After the book's release, she expanded on some foundational arguments of the book in online editorials, including caregiving and menopause.

==Reviews==
Why We Can't Sleep: Women's New Midlife Crisis has received generally favorable pre-publication reviews. Library Journal said, "Her research offers women ways to look at but not devalue their own experiences; she addresses the fact that women often minimize their own struggles instead of recognizing how their lack of sleep, along with other physical and mental pressures, constitute legitimate crises in their own right..." Publishers Weekly said, "Calhoun persuasively reassures Gen X women that they can find a way out of their midlife crises by 'facing up to our lives as they really are'. Women of every generation will find much to relate to in this humorous yet pragmatic account..." Vogue, Real Simple, Parade, New York Times, and O, The Oprah Magazine highlighted Why We Can't Sleep as one of the most anticipated books to read in 2020.

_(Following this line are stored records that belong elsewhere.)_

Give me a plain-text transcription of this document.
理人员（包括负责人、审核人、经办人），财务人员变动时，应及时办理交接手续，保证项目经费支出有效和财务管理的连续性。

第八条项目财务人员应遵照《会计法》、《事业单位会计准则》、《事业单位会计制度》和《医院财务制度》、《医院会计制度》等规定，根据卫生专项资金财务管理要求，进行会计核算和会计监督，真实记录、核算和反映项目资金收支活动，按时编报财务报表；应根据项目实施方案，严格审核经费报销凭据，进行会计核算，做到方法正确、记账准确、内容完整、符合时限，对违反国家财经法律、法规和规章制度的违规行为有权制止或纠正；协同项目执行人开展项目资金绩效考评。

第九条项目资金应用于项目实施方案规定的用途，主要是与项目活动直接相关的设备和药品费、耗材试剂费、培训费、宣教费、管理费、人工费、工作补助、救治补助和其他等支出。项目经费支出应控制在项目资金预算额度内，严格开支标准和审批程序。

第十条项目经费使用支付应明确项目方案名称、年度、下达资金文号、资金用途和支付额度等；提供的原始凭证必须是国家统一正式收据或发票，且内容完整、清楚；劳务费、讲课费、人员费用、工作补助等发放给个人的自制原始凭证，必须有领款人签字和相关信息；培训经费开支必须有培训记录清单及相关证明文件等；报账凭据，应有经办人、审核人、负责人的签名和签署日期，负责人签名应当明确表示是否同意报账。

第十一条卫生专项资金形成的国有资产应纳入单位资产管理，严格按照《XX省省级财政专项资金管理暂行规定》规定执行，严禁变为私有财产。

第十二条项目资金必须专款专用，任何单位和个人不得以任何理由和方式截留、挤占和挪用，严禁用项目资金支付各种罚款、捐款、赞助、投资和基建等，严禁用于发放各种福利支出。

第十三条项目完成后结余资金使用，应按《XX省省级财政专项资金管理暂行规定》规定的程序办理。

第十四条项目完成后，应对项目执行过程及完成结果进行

Post-publication reviews were mixed. The New York Times Book Review’s Curtis Sittenfeld called Calhoun "a funny, smart, compassionate narrator…taking women’s concerns seriously" but also "wished Calhoun had included fewer women’s stories but gone into those stories in greater detail." The Wall Street Journals Emily Bobrow gave the book mixed reviews, finding "many of its grumbles reassuringly familiar" but calling the book "a little whiny" and stating that Calhoun is "not above cherry-picking statistics."